Question

Two travelling waves, \( y_1 = A \sin [ k ( x + ct ) ] \) and \( y_2 = A \sin [ k ( x - ct ) ] \) are superposed on a string. The distance between adjacent antinodes is

• A. \( \frac{ct}{\pi} \)
• B. \( \frac{ct}{2\pi} \)
• C. \( \frac{\pi}{2k} \)
• D. \( \frac{k}{\pi} \)
• E. \( \frac{\pi}{k} \)

Hint:

The distance between a node and its adjacent antinode is \(\lambda/4\), while the distance between two adjacent nodes or two adjacent antinodes is always \(\lambda/2\).

Answer 1

Answer: (E)

Concept: When two travelling waves of equal amplitude and frequency move in opposite directions and superpose, they form a stationary (standing) wave.
• Wave Number (\(k\)): The spatial frequency of a wave, related to wavelength (\(\lambda\)) by \( k = \frac{2\pi}{\lambda} \).
• Antinodes: Positions in a standing wave where the amplitude of vibration is maximum.
• Node-Antinode Geometry: In any standing wave, the distance between two adjacent nodes or two adjacent antinodes is exactly half a wavelength (\(\lambda / 2\)).

Step 1: Relate the wave number \(k\) to the wavelength \(\lambda\).
From the standard wave equation form provided, the term \(k\) represents the wave number.

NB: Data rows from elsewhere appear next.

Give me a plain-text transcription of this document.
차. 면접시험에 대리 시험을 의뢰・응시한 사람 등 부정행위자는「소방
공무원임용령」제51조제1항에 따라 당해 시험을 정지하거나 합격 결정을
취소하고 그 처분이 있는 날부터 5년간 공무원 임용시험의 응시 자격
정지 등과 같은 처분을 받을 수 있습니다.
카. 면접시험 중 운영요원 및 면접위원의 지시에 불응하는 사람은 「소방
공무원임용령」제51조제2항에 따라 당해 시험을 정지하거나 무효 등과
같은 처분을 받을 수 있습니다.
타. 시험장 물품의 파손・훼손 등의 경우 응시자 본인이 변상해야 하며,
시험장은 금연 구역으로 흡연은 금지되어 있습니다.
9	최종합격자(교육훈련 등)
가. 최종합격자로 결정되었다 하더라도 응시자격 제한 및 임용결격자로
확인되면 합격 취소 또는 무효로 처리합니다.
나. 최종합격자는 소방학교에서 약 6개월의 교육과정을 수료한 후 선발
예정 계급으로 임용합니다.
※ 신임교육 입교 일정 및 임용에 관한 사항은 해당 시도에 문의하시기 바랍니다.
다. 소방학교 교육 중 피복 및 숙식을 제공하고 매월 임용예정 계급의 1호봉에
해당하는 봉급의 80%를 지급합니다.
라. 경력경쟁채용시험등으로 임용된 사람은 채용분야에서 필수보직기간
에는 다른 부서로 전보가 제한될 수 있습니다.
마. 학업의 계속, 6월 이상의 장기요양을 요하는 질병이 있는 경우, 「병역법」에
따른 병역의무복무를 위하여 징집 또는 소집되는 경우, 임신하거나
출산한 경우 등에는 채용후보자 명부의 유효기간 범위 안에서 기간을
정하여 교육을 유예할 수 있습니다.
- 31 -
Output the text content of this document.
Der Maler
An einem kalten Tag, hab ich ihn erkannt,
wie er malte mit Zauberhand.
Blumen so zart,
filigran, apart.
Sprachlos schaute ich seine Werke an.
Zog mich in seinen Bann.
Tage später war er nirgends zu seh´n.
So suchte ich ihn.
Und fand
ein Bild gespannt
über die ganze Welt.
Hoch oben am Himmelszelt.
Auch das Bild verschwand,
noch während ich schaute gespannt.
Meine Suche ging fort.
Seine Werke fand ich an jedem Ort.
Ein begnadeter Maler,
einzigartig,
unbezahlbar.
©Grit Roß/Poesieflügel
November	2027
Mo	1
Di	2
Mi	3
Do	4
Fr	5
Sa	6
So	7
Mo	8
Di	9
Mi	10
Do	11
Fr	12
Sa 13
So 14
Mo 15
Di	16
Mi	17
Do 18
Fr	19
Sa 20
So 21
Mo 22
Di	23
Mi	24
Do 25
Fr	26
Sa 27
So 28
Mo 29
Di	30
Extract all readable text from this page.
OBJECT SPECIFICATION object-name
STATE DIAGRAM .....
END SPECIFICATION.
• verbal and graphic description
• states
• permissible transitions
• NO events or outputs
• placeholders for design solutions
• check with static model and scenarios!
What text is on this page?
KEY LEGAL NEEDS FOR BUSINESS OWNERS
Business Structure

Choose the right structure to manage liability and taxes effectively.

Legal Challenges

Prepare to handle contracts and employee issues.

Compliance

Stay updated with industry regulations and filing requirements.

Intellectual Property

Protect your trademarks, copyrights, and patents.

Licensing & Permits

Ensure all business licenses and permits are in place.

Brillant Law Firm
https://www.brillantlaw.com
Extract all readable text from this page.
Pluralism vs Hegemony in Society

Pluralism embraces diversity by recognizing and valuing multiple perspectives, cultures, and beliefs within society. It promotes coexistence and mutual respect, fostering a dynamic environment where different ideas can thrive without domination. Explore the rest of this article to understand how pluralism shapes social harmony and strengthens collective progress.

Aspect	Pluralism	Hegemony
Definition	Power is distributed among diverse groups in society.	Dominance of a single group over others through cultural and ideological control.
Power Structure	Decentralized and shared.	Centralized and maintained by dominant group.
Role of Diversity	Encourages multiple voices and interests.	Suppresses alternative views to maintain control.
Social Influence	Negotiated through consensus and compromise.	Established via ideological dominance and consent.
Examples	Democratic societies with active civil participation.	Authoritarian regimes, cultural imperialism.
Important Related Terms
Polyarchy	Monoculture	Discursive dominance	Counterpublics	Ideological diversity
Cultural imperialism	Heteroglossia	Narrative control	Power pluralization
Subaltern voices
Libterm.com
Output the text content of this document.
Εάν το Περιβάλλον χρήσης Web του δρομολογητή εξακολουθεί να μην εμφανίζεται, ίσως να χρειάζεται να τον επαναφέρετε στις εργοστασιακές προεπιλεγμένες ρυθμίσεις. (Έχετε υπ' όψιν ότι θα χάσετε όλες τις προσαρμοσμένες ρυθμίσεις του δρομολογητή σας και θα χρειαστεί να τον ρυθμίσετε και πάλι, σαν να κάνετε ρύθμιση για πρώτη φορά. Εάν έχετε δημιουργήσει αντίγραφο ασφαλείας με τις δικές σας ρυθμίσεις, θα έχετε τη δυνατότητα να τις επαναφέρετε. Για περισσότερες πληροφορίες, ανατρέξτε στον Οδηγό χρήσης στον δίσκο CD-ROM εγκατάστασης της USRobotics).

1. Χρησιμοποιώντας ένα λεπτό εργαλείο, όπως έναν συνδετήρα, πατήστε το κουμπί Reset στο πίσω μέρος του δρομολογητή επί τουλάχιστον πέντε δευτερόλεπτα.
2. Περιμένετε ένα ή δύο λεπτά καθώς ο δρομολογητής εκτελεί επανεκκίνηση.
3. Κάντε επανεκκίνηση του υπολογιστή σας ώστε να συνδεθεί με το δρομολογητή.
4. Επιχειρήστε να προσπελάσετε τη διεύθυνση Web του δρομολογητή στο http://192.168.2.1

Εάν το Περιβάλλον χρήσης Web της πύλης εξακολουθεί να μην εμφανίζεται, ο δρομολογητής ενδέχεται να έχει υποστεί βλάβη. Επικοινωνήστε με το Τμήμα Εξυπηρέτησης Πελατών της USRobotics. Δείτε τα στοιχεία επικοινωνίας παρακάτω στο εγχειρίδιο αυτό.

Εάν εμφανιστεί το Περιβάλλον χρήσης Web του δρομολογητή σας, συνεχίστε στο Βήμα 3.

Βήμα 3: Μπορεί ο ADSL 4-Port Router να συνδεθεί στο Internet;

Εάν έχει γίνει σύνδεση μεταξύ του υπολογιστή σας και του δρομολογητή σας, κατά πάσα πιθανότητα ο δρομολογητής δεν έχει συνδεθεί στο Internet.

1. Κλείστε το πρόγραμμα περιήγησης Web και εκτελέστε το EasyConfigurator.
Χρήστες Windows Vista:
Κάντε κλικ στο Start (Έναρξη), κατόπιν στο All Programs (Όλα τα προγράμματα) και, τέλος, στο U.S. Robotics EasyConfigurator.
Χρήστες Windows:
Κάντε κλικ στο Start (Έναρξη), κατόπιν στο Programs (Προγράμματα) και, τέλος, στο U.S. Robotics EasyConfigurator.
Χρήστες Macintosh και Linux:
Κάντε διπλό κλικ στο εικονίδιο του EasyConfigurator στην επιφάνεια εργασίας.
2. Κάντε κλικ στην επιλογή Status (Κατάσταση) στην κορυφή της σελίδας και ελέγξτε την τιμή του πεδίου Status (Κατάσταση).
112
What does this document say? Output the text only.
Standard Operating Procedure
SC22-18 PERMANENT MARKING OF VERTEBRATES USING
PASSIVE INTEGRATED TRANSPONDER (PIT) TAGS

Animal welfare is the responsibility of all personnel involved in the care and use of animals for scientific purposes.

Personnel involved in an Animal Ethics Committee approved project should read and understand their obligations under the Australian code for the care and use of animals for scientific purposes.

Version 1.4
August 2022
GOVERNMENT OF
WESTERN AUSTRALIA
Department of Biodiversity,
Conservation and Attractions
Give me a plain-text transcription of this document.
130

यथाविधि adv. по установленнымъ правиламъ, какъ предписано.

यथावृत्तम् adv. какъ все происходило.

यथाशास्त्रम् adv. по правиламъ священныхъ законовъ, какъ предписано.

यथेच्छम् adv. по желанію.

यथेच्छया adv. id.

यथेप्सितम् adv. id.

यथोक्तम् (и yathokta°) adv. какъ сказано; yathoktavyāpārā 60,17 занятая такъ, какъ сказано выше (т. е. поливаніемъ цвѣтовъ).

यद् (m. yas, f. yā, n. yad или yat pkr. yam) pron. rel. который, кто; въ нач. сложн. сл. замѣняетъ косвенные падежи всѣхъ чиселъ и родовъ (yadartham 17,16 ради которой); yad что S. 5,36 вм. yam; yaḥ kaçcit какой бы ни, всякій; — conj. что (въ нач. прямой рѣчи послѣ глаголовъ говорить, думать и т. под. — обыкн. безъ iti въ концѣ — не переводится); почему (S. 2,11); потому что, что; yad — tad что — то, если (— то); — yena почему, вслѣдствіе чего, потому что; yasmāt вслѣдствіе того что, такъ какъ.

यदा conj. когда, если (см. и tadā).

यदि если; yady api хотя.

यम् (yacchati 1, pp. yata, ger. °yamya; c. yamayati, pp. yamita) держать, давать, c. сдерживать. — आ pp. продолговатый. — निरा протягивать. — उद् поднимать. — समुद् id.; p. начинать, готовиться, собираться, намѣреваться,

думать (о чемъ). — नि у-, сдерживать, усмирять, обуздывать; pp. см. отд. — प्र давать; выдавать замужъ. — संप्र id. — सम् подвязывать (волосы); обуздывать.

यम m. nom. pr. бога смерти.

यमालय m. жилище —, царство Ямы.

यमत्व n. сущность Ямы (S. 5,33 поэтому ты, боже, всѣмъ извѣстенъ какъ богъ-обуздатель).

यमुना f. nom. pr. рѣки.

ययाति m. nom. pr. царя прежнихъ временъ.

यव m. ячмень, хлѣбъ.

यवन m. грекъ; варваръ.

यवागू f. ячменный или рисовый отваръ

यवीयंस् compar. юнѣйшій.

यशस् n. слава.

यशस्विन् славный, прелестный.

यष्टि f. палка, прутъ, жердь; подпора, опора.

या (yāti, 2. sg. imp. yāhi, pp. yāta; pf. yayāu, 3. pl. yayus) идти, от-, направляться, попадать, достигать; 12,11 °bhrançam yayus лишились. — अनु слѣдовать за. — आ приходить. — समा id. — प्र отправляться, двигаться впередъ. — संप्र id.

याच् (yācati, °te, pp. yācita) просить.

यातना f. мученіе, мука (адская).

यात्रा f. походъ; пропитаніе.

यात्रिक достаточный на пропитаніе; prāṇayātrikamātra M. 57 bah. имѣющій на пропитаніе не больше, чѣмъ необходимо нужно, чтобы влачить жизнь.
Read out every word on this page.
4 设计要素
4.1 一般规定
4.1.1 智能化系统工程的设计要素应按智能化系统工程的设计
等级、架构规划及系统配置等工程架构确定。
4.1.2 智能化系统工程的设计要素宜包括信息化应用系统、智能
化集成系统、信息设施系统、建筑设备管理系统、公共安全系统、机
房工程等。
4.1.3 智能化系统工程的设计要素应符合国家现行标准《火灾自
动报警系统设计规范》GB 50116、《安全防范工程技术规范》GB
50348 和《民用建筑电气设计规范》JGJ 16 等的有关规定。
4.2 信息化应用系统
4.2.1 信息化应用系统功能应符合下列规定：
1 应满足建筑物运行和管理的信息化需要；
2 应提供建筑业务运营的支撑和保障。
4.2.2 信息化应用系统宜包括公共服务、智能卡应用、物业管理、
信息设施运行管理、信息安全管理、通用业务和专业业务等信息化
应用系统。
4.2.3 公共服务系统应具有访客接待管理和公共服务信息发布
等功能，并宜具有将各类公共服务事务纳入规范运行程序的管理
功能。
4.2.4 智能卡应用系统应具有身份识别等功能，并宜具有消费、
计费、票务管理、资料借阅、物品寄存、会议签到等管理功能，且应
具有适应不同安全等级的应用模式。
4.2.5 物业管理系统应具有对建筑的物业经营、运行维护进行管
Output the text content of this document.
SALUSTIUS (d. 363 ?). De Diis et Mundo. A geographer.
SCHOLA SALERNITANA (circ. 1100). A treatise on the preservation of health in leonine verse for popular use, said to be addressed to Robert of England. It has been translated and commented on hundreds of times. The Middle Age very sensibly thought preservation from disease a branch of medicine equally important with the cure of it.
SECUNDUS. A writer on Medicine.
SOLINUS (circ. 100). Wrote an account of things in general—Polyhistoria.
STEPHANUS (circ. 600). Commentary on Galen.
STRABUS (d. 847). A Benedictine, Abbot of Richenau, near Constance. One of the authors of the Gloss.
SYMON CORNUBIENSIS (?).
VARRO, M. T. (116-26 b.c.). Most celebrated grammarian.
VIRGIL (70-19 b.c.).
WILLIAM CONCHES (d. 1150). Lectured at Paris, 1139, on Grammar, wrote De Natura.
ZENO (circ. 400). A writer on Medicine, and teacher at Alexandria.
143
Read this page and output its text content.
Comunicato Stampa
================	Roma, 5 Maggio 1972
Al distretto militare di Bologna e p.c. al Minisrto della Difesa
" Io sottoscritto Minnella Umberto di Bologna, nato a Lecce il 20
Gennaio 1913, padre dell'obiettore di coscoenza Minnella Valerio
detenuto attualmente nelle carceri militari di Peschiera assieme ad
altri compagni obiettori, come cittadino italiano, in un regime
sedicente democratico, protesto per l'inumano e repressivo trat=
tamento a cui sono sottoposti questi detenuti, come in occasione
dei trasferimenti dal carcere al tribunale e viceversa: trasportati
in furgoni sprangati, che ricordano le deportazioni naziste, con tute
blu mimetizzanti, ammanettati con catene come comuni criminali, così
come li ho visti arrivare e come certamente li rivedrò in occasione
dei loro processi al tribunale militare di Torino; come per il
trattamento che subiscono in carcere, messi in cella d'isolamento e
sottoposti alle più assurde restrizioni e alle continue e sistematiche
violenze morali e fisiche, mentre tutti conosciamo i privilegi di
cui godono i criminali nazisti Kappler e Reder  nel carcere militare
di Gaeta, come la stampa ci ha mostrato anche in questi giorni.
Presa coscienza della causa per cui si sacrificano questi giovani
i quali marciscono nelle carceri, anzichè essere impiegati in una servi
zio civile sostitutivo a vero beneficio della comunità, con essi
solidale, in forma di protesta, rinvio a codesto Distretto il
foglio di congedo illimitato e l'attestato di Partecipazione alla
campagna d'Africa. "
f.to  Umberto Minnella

The relationship between \(k\) and the wavelength \(\lambda\) is defined as: \[ k = \frac{2\pi}{\lambda} \implies \lambda = \frac{2\pi}{k} \]

Step 2: Calculate the distance between adjacent antinodes.
The distance between two consecutive antinodes in a stationary wave is given by: \[ d = \frac{\lambda}{2} \] Substituting the expression for \(\lambda\) from
Step 1: \[ d = \frac{1}{2} \left( \frac{2\pi}{k} \right) = \frac{\pi}{k} \]